The Maharashtra government’s education department has reminded schools across the state not to allow students to take part in competitive exams and talent searches conducted by private companies.

This ban is an attempt to reduce the burden of exams and reduce stress on the students. The education department said that children can only participate in government-approved and internal tests.

The ban was first imposed by the primary education directorate in January, this year.

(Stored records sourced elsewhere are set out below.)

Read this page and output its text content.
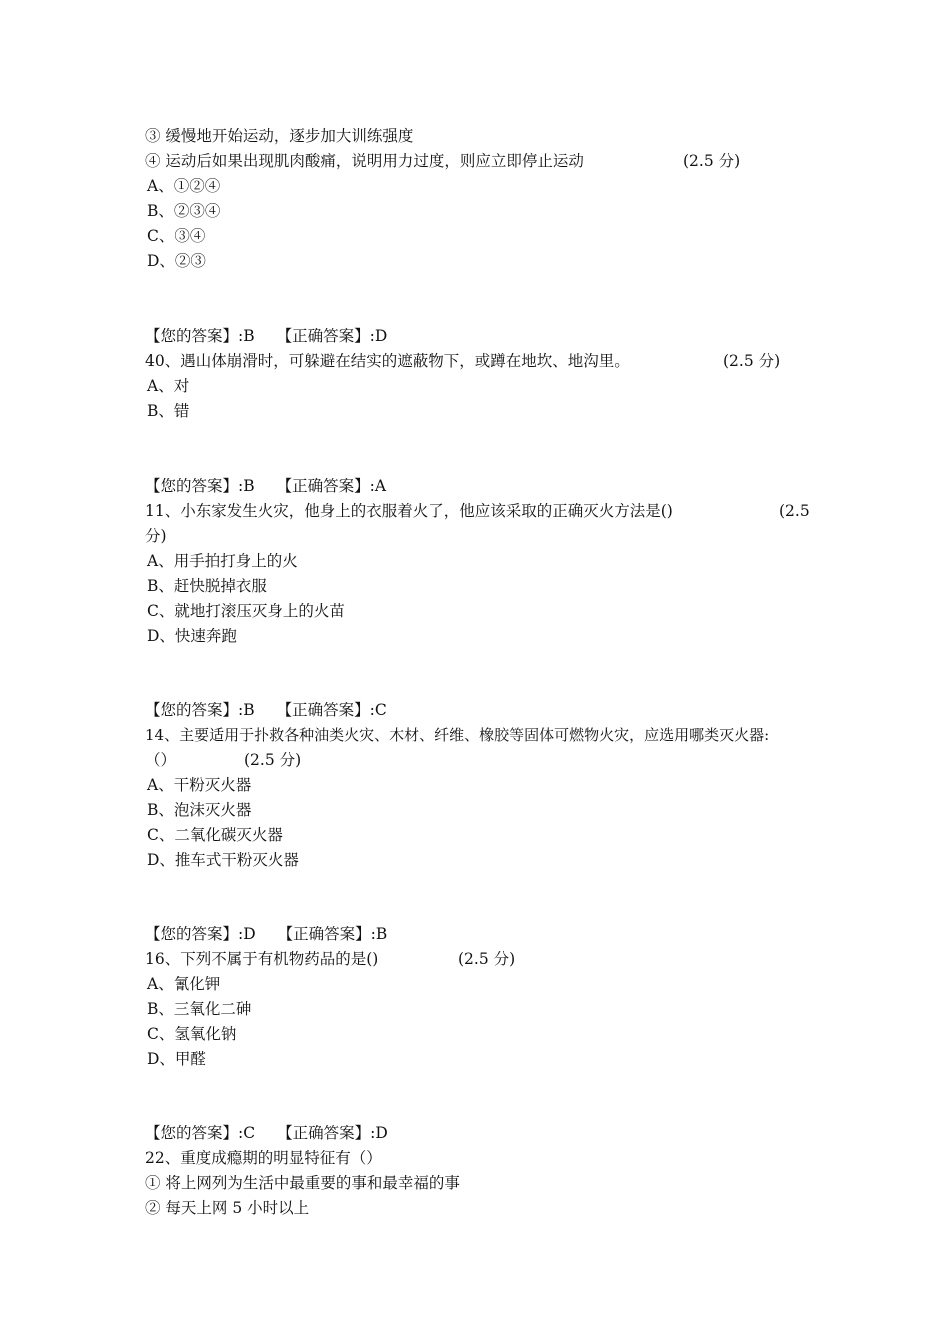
③ 缓慢地开始运动，逐步加大训练强度
④ 运动后如果出现肌肉酸痛，说明用力过度，则应立即停止运动	(2.5 分)
A、①②④
B、②③④
C、③④
D、②③
【您的答案】:B 【正确答案】:D
40、遇山体崩滑时，可躲避在结实的遮蔽物下，或蹲在地坎、地沟里。	(2.5 分)
A、对
B、错
【您的答案】:B 【正确答案】:A
11、小东家发生火灾，他身上的衣服着火了，他应该采取的正确灭火方法是()	(2.5
分)
A、用手拍打身上的火
B、赶快脱掉衣服
C、就地打滚压灭身上的火苗
D、快速奔跑
【您的答案】:B 【正确答案】:C
14、主要适用于扑救各种油类火灾、木材、纤维、橡胶等固体可燃物火灾，应选用哪类灭火器:
（）	(2.5 分)
A、干粉灭火器
B、泡沫灭火器
C、二氧化碳灭火器
D、推车式干粉灭火器
【您的答案】:D 【正确答案】:B
16、下列不属于有机物药品的是()	(2.5 分)
A、氰化钾
B、三氧化二砷
C、氢氧化钠
D、甲醛
【您的答案】:C 【正确答案】:D
22、重度成瘾期的明显特征有（）
① 将上网列为生活中最重要的事和最幸福的事
② 每天上网 5 小时以上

But the government says many schools openly flouted the rules, forcing the department to issue the circular once again seeking stricter compliance.

“Despite the earlier circular, we observed that schools continue to hold multiple tests for students, so we have sent reminders to schools,” said a senior education official. “Such exams increase the exam stress on students and parents have to pay hefty charges.”

Read more: Optional maths in class 10 will benefit students, say Mumbai teachers

Many Mumbai schools ask students to take 10 to 12 additional tests, in addition to the regular exams, putting tremendous pressure on them.

The circular asks education officials to ensure schools do not take private tests, without permission from the state government.

There is no provision for conducting such exams in the Right to Education (RTE) Act, 2009, states the circular.

Schools are competing with each other to see who offers most tests. It has become a status symbol or USP for them,” said Father Francis Swamy, principal, St Mary’s School (ICSE), Mazgaon.

Students are often asked to attend classes before or after schools and on weekends, which tires them, said experts. “A child’s brain gets exhausted after processing too much information. It leads to fatigue and burn out,” said Dr Harish Shetty, psychiatrist.